Non-equilibrium Thermodynamics
- Date:
28 July 2019
Dependency
What is the problem ?
Derivation
Step 1 Crooks Fluctuation Theorem relates work \(W\) of a non-equilibrium process to free energy \(\Delta G\) (an equilibrium property)
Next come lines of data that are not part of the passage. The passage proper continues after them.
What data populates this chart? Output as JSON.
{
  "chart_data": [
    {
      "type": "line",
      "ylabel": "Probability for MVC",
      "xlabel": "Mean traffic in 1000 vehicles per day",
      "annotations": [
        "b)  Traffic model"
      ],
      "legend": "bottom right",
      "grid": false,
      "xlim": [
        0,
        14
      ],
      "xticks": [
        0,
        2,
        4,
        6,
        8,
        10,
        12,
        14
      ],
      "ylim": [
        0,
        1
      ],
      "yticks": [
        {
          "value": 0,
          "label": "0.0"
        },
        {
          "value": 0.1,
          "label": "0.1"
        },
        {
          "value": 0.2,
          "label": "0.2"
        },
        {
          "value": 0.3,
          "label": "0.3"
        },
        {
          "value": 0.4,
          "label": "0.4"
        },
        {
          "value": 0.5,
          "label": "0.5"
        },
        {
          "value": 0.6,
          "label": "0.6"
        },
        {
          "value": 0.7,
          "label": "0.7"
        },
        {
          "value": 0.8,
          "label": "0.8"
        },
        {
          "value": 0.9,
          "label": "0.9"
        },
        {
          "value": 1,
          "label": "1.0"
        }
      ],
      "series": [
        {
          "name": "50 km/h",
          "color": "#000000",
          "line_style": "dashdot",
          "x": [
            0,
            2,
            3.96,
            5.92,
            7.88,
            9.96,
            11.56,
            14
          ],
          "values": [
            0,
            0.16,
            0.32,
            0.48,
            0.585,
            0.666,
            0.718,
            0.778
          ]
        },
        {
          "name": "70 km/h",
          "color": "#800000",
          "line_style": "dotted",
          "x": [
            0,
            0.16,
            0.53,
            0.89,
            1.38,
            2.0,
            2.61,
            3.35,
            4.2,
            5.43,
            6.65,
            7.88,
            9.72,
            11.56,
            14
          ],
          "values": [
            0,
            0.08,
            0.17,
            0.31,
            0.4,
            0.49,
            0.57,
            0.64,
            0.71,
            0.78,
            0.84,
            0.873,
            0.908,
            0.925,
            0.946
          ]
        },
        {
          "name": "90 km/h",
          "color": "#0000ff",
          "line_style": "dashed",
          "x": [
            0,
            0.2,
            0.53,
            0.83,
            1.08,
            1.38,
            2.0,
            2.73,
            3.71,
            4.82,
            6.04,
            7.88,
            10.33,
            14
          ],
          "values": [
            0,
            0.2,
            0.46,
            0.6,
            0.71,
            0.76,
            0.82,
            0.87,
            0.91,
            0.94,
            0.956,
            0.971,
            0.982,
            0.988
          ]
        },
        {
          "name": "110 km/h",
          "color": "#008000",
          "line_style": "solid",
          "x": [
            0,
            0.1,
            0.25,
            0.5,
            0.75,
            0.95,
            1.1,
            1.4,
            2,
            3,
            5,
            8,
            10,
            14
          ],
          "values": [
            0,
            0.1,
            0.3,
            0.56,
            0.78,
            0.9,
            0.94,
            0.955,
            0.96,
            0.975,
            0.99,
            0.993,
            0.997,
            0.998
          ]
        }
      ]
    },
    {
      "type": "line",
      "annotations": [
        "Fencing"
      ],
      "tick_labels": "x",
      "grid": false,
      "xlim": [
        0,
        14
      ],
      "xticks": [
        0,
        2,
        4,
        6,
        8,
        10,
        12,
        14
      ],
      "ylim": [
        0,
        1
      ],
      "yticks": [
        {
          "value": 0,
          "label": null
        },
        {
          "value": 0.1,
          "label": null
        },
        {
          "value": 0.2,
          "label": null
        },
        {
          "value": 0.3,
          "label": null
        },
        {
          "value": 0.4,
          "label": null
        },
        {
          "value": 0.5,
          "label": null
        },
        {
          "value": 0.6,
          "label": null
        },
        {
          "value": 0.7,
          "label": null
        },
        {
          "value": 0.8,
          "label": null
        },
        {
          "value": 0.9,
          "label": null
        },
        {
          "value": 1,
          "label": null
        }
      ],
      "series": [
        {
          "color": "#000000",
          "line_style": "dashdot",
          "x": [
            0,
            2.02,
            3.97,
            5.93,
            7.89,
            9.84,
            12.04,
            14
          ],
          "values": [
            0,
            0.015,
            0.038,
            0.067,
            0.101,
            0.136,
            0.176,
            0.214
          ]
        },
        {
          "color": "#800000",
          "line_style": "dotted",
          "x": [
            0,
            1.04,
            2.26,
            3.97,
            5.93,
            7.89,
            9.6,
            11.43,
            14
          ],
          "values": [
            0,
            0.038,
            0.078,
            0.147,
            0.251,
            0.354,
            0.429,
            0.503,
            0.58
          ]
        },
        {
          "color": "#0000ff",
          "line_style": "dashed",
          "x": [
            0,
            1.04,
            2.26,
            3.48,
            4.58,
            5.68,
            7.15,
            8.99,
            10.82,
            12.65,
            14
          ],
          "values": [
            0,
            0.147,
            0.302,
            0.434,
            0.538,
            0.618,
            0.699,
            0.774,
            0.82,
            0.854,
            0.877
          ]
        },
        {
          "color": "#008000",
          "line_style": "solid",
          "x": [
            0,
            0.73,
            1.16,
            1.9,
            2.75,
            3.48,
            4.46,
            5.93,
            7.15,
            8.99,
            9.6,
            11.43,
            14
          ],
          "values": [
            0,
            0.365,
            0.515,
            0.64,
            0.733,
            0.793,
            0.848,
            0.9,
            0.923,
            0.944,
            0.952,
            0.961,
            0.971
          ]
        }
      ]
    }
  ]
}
\[\begin{split}\begin{align*}
&\boxed{
{P_{A\to B}(W) \over P_{B\to A}(-W)} = e^{\beta (W-\Delta G)}
}\\
& where\\
& P = \text{Probability}\\
& A,B = \text{States}
\end{align*}\end{split}\]
Step 2 Proof of Step 1
TO BE ADDED
Step 3 Jarzynski Equality, a consequence of Crooks Fluctuation Theorem
\[\begin{split}\begin{align*}
&{P_{A\to B}(W) e^{-\beta W} = P_{B\to A}(-W)} e^{-\beta \Delta G}\\
& \text{Integrate over } P\\
& \Rightarrow \boxed{
\langle e^{-\beta W} \rangle = e^{-\beta \Delta G}
}
\end{align*}\end{split}\]
What is the significance ?
In order to calculate free energy:
Previously we need to simulate molecules in equilibrium process which is time consuming. Now we can just use Non-equilibrium process, saves a lot of time!
Perform multiple Non-equilibrium simulations, then:
Using Crooks Fluctuation Theorem, find \(W\) such that \(P_{A\to B}(W) = P_{B\to A}(-W)\), then \(\Delta G=W\)
Using Jarzynski Equality, \(\Delta G= {1\over -\beta}\ln \langle e^{-\beta W} \rangle\)